Is there a will to cooperate?

Morris: “Because I don’t work for or represent a consumer organisation, I can’t speak for them with any authority. However, I will say that in my experience, there is reflexive and entrenched suspicion on both sides.”

“If we find that the aims of doctors’ and patients’ organisations are so distinct as to be deemed incompatible, we should be re-evaluating those aims urgently

“Patient organisations are concerned about being seen to endorse a situation in which doctors’ organisations dominate and speak ‘on behalf of’ patients. Because such situations hark back to unhelpful, dictatorial hierarchies which have traditionally silenced the patient voice.”
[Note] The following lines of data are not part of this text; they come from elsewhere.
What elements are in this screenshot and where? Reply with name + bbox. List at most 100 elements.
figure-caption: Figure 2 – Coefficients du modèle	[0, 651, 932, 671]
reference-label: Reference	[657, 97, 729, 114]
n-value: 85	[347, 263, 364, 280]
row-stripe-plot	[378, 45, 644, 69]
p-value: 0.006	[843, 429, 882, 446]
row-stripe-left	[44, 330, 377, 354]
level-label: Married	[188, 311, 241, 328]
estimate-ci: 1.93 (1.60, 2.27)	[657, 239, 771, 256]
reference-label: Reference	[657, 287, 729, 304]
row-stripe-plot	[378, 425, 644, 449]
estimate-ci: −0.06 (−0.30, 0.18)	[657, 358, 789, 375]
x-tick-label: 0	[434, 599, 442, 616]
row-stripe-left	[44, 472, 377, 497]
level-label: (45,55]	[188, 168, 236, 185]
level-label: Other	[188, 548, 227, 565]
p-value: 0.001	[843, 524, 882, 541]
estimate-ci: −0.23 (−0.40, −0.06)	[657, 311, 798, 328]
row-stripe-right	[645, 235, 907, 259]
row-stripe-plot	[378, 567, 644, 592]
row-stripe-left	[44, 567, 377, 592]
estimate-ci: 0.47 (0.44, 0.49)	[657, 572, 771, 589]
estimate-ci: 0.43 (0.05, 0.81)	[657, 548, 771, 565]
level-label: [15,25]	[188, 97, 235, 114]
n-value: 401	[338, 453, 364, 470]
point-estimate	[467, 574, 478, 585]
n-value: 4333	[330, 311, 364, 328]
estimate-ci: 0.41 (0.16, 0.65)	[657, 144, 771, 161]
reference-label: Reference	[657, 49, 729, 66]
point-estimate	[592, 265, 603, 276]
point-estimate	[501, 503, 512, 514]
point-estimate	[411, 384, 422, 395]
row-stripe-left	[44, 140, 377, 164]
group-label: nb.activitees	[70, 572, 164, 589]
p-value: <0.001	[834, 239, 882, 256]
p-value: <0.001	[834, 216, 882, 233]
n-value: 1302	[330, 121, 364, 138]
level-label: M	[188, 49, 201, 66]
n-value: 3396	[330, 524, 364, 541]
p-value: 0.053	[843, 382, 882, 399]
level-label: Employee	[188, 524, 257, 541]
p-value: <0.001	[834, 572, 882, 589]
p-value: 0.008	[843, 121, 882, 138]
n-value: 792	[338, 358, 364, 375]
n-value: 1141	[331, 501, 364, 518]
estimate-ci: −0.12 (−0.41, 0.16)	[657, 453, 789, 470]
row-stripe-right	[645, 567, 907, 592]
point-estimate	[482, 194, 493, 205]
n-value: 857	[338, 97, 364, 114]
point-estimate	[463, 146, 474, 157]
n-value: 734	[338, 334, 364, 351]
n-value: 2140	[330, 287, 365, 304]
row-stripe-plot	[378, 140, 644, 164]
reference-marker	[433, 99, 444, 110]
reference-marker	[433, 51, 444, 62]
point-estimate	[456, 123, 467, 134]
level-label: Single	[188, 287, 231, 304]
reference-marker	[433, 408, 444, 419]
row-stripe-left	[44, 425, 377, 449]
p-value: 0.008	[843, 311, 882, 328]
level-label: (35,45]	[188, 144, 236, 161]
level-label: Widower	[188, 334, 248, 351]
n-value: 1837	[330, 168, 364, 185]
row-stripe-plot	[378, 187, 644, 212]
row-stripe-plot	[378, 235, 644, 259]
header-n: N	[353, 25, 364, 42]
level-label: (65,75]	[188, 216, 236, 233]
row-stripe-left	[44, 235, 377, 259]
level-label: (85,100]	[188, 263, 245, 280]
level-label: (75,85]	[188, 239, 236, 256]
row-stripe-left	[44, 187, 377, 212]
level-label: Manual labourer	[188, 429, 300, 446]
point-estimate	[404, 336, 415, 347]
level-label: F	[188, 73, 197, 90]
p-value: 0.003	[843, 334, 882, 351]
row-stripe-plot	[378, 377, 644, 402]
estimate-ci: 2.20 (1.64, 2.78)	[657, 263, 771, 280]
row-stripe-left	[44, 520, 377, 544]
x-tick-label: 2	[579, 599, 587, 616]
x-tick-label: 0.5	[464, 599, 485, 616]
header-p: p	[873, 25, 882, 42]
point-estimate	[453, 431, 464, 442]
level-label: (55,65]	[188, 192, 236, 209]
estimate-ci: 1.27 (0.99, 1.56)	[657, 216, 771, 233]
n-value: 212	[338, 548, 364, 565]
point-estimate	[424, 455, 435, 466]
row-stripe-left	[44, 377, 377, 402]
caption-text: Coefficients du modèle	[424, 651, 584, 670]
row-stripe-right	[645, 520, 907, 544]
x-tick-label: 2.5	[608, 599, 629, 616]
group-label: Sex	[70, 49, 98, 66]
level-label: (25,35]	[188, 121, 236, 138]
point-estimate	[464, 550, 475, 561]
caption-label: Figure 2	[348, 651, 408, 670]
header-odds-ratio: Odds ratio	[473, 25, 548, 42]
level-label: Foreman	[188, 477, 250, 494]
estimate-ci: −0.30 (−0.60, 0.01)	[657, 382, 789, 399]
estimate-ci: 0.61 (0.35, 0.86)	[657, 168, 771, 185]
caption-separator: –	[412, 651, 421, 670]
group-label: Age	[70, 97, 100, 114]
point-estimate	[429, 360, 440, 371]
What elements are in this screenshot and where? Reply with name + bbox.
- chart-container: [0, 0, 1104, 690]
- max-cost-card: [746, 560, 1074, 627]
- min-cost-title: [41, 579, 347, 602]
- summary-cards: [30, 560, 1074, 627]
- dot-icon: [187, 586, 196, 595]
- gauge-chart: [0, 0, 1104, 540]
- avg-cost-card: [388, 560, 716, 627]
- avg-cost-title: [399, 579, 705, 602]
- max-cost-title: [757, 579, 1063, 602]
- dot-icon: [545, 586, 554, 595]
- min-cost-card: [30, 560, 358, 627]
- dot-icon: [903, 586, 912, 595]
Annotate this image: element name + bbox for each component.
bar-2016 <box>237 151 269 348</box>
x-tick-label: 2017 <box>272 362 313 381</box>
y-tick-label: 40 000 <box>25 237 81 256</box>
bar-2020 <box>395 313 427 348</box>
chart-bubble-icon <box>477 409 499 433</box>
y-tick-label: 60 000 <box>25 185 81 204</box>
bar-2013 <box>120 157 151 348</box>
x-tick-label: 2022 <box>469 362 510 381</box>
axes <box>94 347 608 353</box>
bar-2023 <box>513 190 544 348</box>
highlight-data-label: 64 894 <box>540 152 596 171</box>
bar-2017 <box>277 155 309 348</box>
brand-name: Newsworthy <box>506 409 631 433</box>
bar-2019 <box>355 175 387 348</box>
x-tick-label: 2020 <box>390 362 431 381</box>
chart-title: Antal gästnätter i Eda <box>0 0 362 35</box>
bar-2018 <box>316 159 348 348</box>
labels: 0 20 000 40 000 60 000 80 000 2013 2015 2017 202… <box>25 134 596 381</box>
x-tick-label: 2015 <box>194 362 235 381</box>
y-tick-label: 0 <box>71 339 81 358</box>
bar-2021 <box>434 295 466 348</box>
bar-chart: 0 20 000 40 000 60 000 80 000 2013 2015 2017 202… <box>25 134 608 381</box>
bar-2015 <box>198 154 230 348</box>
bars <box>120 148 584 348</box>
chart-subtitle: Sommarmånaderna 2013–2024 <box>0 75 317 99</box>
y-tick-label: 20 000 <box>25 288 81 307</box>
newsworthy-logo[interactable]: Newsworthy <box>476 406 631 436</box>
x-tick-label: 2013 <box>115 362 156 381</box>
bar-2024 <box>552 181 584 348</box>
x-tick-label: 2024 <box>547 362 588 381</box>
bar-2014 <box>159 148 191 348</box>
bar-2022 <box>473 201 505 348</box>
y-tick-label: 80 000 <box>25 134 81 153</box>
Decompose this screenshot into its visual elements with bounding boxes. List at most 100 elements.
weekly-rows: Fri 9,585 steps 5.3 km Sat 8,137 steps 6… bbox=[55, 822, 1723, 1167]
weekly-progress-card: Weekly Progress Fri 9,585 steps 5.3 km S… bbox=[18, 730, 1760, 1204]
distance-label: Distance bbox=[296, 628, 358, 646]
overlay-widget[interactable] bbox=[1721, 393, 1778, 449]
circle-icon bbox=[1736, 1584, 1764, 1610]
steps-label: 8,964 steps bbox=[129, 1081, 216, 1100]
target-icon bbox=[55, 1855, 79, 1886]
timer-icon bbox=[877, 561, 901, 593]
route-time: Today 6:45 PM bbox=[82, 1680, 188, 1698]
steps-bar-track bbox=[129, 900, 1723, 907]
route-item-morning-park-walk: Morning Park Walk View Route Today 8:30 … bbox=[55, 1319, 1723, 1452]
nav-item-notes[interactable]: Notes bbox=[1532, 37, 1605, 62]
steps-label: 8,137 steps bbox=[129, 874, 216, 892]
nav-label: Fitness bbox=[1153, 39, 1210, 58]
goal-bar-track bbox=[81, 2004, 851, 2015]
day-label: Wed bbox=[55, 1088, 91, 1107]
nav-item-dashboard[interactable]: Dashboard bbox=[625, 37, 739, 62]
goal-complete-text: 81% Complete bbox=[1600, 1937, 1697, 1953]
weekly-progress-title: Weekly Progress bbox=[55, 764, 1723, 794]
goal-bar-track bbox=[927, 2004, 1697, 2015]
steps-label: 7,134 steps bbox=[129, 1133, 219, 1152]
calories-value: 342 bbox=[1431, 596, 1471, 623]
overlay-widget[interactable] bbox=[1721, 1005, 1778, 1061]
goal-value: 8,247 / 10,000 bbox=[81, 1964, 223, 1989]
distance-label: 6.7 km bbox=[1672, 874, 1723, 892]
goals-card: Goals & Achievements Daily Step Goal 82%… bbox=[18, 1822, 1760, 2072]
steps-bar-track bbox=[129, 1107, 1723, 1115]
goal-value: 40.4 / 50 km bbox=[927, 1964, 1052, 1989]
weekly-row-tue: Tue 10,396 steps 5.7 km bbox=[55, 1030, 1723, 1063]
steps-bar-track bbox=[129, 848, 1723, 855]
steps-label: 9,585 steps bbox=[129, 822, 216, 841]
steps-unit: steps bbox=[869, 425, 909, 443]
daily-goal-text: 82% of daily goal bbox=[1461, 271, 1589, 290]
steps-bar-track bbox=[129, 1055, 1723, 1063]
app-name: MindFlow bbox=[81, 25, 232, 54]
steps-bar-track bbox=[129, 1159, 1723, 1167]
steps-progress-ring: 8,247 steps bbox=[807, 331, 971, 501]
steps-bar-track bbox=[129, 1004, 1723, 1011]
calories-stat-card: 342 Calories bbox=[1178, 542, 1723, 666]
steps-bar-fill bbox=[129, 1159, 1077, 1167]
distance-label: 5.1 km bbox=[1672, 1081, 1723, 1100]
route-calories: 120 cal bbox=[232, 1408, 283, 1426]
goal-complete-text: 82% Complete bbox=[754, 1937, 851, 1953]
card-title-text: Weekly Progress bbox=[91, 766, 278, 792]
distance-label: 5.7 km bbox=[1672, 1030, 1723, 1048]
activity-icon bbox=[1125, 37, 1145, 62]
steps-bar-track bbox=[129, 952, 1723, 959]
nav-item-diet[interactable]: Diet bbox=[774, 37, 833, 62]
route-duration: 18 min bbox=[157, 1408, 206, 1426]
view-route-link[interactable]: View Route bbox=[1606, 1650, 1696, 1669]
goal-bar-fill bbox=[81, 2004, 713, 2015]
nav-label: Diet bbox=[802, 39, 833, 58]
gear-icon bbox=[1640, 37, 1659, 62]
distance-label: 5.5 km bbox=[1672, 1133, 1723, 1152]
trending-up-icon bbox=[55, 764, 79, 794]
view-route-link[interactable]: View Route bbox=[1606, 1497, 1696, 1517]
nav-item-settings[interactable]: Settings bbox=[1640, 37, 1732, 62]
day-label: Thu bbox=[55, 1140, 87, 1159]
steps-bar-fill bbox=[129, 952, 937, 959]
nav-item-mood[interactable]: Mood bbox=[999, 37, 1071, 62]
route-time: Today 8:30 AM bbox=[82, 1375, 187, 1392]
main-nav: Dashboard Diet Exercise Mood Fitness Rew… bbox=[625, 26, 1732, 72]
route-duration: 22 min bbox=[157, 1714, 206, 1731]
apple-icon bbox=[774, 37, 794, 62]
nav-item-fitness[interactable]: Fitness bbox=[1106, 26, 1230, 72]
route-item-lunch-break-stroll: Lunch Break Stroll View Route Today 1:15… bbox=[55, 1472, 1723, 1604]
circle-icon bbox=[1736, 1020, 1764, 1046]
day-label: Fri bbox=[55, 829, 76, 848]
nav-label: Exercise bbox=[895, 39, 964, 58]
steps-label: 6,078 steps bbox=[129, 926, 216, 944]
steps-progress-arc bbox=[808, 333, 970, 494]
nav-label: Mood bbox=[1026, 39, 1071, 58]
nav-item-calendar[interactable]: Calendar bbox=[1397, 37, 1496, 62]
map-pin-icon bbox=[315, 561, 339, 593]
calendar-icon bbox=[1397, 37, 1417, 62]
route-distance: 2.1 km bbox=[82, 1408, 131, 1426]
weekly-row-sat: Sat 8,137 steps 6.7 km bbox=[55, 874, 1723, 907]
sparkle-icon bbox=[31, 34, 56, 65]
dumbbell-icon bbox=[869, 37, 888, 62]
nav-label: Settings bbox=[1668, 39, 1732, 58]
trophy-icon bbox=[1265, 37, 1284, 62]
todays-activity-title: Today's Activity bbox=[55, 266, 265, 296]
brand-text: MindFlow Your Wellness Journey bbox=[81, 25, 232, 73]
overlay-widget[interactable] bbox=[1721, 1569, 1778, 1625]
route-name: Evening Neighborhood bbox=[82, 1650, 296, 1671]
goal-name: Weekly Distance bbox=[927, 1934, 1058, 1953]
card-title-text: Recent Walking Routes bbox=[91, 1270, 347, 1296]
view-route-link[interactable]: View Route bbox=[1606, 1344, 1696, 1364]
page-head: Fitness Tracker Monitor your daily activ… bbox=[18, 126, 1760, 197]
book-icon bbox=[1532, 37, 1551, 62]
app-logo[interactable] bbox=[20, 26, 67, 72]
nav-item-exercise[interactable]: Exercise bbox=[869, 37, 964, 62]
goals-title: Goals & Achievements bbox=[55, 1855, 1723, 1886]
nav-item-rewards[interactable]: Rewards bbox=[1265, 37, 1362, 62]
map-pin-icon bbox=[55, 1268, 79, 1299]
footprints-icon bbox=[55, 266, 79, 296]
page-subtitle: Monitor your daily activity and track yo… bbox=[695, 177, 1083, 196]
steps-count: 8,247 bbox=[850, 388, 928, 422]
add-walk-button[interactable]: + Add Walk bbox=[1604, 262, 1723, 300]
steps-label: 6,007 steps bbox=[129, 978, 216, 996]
“On the other hand, doctors’ organisations have expressed concern that patients do not understand the complexities of health policy and systems, the challenges faced by practitioners, and the broader potential consequences of proposals.”

“But in my experience, if and where these issues exist, it is in working together that parties learn from each about about how they can all do better. And the result is stronger organisations, and a more robust campaign.”

“It is healthy for organisations to remain vigilant about being faithful to their purpose and mandates. However, if we find that the aims of doctors and patient organisations are so distinct as to be deemed incompatible, we should be re-evaluating those aims urgently.”

“As a patient advocate, I would be delighted to have the opportunity to campaign alongside doctors and their organisations when appropriate. And indeed, on several issues I have done just that.”

“I have the privilege of working alongside many doctors in my role, who have taught me a great deal about the everyday realities of being a doctor. And I am a better advocate as a result. I hope that working with patients and advocate affords doctors similar insights.”